Plugging a power leak

2009-11-29 00:00

SOMETHING good is on the go in government. It seems the powers that be are in the process of dropping a project that has been almost a decade in the making but going nowhere. Granted, huge amounts of money have been spent, but judging from a report of a similar scheme that went awry in Namibia, we’re about to have a lucky escape. How lucky will depend on how alert we are as a citizenry in the future. If all of this sounds cryptic, read on.

For over 10 years government has been working on a scheme to take away the management of electricity from municipalities and place it in the hands of regional electricity distributors (Reds).

The rationale at the time, which sounded good, was that municipalities were failing to maintain the electricity infrastructure and something needed to be done. Proof of this was the growing number of power outages in towns and cities across the country. In addition the government stated a concern that there were over 2 000 electricity tariffs in the country and that as a result people in rural areas were paying more for electricity.

To implement Reds, the government set up a state-owned company in 2003 known as Electricity Distribution Industry (EDI) Holdings. The plan was to take away electricity distribution from some 180 municipalities and move it to the ambit of six Reds run by EDI Holdings,

However, the plan met with resistance from municipalities, which structured their electricity tariffs so that they had extra revenue to cross-subsidise other services. Municipalities did not welcome this loss of revenue. They were also worried about compensation for assets they would have to transfer to the Reds. Impatient with municipal resistance, the government forged ahead with a legislative solution by tabling the Constitution 17th Amendment Bill. The amendment was to enable national government to take away local government’s electricity distribution rights.

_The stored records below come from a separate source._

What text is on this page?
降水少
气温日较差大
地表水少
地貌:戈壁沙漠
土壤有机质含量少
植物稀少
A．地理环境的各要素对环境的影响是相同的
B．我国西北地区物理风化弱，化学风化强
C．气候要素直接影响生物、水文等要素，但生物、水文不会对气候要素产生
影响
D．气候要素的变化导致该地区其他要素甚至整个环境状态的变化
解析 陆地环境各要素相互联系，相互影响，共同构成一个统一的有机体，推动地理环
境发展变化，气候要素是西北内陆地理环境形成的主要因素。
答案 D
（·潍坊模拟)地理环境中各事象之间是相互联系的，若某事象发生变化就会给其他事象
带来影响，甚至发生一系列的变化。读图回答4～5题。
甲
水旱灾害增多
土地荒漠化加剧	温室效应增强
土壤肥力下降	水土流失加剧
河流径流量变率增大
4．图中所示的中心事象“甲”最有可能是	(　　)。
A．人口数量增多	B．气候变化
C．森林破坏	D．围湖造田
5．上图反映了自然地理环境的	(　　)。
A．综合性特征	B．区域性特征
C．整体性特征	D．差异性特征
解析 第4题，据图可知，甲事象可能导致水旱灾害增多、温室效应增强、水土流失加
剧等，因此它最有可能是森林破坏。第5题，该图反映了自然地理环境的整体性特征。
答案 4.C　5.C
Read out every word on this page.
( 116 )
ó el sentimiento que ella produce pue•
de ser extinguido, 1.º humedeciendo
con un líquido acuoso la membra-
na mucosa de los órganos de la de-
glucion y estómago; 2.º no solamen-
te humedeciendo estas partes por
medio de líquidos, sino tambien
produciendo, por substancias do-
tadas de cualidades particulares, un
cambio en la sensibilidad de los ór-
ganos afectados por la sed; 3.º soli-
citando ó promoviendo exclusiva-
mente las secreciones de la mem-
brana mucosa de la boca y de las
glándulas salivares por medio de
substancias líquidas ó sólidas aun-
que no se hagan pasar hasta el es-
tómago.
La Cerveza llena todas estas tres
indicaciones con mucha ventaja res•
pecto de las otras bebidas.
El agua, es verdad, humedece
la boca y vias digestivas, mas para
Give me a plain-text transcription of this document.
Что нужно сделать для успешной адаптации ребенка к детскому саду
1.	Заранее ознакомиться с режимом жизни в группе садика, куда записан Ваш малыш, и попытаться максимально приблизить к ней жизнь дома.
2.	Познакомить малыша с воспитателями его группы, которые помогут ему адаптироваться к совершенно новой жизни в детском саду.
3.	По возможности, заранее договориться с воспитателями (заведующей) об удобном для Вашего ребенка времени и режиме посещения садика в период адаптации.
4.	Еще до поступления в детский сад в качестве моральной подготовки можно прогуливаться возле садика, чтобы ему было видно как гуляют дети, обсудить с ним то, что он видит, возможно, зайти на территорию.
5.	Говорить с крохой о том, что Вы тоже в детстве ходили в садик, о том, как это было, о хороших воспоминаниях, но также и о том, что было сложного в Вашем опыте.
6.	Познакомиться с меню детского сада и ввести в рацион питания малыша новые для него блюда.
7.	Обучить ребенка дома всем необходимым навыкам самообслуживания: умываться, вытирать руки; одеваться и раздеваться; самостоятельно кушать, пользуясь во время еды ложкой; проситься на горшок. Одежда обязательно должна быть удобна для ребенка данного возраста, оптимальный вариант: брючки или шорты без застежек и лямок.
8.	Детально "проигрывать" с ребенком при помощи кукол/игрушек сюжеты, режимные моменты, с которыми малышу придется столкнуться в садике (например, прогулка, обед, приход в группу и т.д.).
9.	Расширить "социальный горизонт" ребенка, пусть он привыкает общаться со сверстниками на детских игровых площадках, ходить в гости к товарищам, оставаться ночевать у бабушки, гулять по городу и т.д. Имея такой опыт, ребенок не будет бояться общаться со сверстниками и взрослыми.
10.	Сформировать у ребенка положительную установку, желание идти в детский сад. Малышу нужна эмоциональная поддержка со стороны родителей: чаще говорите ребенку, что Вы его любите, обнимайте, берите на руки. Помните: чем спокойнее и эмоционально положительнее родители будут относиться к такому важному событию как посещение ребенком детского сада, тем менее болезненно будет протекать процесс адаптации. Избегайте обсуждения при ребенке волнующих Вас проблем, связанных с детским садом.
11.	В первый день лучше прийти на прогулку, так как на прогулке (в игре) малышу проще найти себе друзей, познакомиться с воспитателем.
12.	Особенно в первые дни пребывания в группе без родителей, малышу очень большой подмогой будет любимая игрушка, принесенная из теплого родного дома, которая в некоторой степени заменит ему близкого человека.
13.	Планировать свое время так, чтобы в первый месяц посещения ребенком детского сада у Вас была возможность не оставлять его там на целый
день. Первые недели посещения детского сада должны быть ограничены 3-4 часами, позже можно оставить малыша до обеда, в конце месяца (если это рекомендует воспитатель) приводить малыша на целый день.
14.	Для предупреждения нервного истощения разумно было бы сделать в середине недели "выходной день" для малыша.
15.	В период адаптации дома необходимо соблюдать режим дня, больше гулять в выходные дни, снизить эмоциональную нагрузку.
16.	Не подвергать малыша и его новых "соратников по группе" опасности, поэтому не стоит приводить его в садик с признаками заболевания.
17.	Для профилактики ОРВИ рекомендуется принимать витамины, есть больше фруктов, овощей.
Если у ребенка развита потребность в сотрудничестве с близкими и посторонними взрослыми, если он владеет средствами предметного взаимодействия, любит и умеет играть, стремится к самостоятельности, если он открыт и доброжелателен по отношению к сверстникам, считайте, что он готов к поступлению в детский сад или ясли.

Last week the Daily Maverick reported disclosures from cabinet sources that this bill will be withdrawn. Apparently this is in keeping with a decision taken at the ANC’s national general council in Durban that EDI Holdings should be dissolved. This as a result of pressure from ANC aligned councils at the loss of their right to distribute electricity.

If South Africa is dropping Reds, it definitely seems the right thing to do, judging by a report in the Namibia Economist.

The CEO of the Association for Local Authorities in Namibia, Jennifer Kauapirura, said that instead of costs going down in her country, Reds has led to increased costs and higher tariffs.

She said it proved to be an additional burden on the most vulnerable people.

Kauapirura added: “From a management and business perspective, Reds in the regions in which they have been implemented so far have failed to deliver on the promises of greater efficiency and higher revenues for local authorities as Reds have taken away a key source of generating revenue without reciprocating it with reasonable returns on investment.

“Evidence on the ground indicates that Reds are very costly to consumers with additional taxation, higher personnel costs, board member fees and duplication of existing services.”

She said her organisation would support municipalities that want to pull out before Reds “bleeds them dry”.

If the past performance of South Africa’s EDI Holdings is any indication, we would have been no better off. The Daily Maverick quotes former Minister of Minerals and Energy Buyelwa Sonjica saying in 2009 that EDI Holdings and delays in implementing Reds was costing the country between R2,9 billion and R8 billlion a year. While this was happening, the maintenance backlog stood at R27 billion. One of the tasks of EDI Holdings was to begin working on the backlog. It seems it did not pay much attention to this part of its brief.

Chief director in the Department of Public Enterprises Simphiwe Makhathini, speaking at a conference last week, said South Africa would need about R32,4 billion by the end of this year to deal with the backlog — a R5 billion increase since the previous year.

Clearly something has to be done quickly and it is believed the government is working on a number of solutions.

For now electricity infrastructure maintenance remains in the hands of municipalities. From our own experience with Msunduzi Municipality we know that this is not necessarily a good thing. Revenue raised from electricity went to cross-subsidise a host of other activities within the municipality and very little was kept in the kitty for infrastructure upkeep. The result was transformer blowouts across the city and frequent power outages.

This state of affairs will carry on as long as good citizens keep silent. The forthcoming local government election is an ideal opportunity to scrutinise party mani­festoes and ask questions about municipal budgets and infrastructure maintenance … and then hold the candidates to it.